Uma bala, uma soberba

Certa vez, mais precisamente no mês de março de 1990, o então presidente Fernando Collor de Melo, no auge de sua empáfia, convocou a imprensa para explicar o seu arrojado plano de combate à inflação, que naquele mês alcançara o astronômico percentual de 84,32%. Explicava ele que o confisco da poupança e dos recursos financeiros de todos os brasileiros, aliados ao arrocho salarial provocado pela não reposição da inflação vencida, tinha uma explicação lógica e de simples compreensão. É que sendo inflação um cruel inimigo da nação, tinha que ser combatida ferozmente, ainda que com perdas graves para os milhões dos brasileiros, subitamente reduzidos à condição de abonados “senhores de cinqüenta cruzados”.

 

Na época, nunca esqueci, arrematou elle na sua histórica entrevista, pedindo a paciência e compreensão dos espantados brasileiros, dizendo à “sua gente” quem tinha apenas uma única bala na agulha para abater o inimigo chamado inflação. E por mais que se comprovasse o erro de sua estratégia, continuava arrogante. E por mais que a economia não seguisse a sua orientação, não mudava a sua mira. Não queria, não podia ou não enxergava o erro da “Teoria da Única Bala”. Era, na prática, a burra ação da arrogância.  

 

O tempo passou e demonstrou o quanto elle estava errado.  Não apenas a inflação voltou de forma irritante, mas também se descobriu que os seus amigos e apadrinhados tinham conhecimento do confisco, lucrando antecipadamente com as informações privilegiadas.
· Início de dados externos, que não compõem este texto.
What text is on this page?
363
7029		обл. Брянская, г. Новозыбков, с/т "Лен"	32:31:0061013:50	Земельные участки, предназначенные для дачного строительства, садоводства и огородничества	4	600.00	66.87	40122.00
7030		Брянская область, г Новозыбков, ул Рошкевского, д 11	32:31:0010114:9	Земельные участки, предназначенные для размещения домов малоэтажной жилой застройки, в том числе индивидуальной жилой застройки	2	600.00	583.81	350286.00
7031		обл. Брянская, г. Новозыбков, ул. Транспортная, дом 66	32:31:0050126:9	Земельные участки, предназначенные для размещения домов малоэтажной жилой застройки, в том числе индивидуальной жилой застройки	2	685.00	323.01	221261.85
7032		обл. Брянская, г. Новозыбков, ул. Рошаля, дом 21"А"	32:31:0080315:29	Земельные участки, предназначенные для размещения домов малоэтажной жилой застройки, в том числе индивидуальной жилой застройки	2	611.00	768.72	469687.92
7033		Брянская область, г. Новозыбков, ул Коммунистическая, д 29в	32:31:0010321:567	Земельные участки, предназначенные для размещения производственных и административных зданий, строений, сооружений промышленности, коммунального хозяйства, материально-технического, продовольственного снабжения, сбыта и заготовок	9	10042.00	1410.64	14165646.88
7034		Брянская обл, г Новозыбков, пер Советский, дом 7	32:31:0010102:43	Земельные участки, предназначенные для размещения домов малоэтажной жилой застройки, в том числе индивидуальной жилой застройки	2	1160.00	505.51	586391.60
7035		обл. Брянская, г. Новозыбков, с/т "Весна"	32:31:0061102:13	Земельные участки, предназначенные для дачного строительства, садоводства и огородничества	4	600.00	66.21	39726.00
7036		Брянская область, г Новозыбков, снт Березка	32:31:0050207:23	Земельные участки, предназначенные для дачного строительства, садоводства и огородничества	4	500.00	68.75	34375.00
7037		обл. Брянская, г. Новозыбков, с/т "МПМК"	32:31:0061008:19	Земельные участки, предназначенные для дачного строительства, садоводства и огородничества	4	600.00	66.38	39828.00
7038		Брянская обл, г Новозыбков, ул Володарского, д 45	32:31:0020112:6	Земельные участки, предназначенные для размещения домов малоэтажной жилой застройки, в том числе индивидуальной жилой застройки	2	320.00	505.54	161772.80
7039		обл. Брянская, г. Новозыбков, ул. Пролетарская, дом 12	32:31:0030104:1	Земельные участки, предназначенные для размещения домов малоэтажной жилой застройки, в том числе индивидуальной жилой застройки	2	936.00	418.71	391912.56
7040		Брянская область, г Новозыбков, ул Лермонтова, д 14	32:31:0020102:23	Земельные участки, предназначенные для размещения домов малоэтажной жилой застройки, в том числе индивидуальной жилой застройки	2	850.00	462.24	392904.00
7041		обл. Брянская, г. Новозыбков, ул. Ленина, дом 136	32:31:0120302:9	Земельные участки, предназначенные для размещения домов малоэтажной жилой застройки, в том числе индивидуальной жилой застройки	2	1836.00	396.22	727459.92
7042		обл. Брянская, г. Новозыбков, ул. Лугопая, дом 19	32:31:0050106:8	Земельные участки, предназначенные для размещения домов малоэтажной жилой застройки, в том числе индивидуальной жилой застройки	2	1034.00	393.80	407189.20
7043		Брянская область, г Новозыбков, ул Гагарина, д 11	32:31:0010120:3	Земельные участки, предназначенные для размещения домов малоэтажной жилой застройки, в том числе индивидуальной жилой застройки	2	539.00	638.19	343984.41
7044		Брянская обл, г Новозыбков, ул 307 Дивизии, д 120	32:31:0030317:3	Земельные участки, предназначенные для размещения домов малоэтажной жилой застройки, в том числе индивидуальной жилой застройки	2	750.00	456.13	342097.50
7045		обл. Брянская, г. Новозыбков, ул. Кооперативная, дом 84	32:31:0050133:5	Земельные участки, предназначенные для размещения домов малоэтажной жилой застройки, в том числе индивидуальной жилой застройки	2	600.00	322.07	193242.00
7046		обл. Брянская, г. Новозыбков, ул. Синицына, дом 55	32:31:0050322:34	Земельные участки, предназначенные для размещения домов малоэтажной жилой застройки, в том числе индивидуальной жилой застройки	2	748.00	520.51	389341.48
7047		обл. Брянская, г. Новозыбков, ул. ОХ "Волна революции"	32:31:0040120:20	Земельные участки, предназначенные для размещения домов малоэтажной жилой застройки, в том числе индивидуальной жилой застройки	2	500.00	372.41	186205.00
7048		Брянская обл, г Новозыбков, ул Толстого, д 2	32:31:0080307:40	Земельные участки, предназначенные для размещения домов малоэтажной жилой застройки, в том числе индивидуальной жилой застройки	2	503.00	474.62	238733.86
Também se descobriu que o Brasil estava vitimado por uma grande onda de corrupção, resultando no impeachment  daquele que, enganando a torcida, fora flagrado no comando da própria gang dos amantes da coisa pública.

 

A teoria do único tiro, que parecia esquecida, voltou a colorir o cenário brasileiro, desta vez exibida mundialmente pelo senhor Carlos Alberto Parreira. O alvo de seu certeiro tiro seria a conquista da sexta estrela do Mundial de Futebol. A arma utilizada a melhor seleção de jogadores do mundo. Os adversários não passariam de pequenos coadjuvantes, escalados apenas para glorificar a sua brilhante estratégia. A estratégia, como já adiantado, tão-somente ajuntar o grupo de “conhecidos-badalados-ricos-empresariados-craques-brasileiros-exportados-para-a-Europa”.

 

Agora, como no passado collorido, o comandante Parreira, soberbamente, não se cansou de demonstrar, esquematizar e dizer que tinha uma estratégica definida para conquistar a cobiçada sexta estrela do mundial. Pedia a todos que confiassem nele, pois estava previsto que o seu time de “conhecidos-badalados-ricos-empresariados-craques-brasileiros-exportados-para-a-Europa” estava apenas se aquecendo nas fases preliminares, pois cresceria nas demais fases.  É que, sendo a Copa uma atividade constante, cada fase tinha um momento próprio, sendo ele experiente no assunto.

 

E por mais que se apontasse o erro de sua mira, continuava seguro de sua exímia pontaria. E por mais que se percebesse que os “conhecidos-badalados-ricos-empresariados-craques-brasileiros-exportados-para-a-Europa” estivessem jogando a individual copa das vaidades, não ousou mudar.  E por mais que os jogos demonstrassem que a seleção escolhida era velha, desmotivada e apática, permanecia com a mesma estratégia. Não queria, não podia ou não enxergava o erro da “Teoria da Única Bala”. Era, mais uma vez, a  burra ação da arrogância.  

 

A Copa passou e demonstrou o quanto Parreira estava errado.  Não apenas a seleção perdeu, mas foi, sobretudo, claramente humilhada por seus adversários. Massacrada em campo e fora dele. Os “conhecidos-badalados-ricos-empresariados-craques-brasileiros-exportados-para-a-Europa” não passaram de uma melancólica promessa não cumprida. Aliás, promessa que sequer se esforçaram para tornar real, certamente porque não estavam jogando o competitivo e coletivo mundial.  

 

Espera-se, agora, que tempo permita que as comparações acabem por aqui. Espera-se que não seja verdadeira a sensação de que a manutenção dos “conhecidos-badalados-ricos-empresariados-craques-brasileiros-exportados-para-a-Europa” fazia parte de um corrupto esquema de valorização de gananciosos empresários e empresas que jogam no submundo do futebol brasileiro. Espera-se que a Máfia do Futebol, velha conhecida dos cartolas brasileiros, esteja inocente no episódio. Espera-se, apenas, que o sacrifício do Brasil tenha sido motivado pela equivocada e soberba “Teoria da Única Bala”. Espera-se, agora, que tudo mude ou se confirme cada uma das teorias, isolada ou conjuntamente.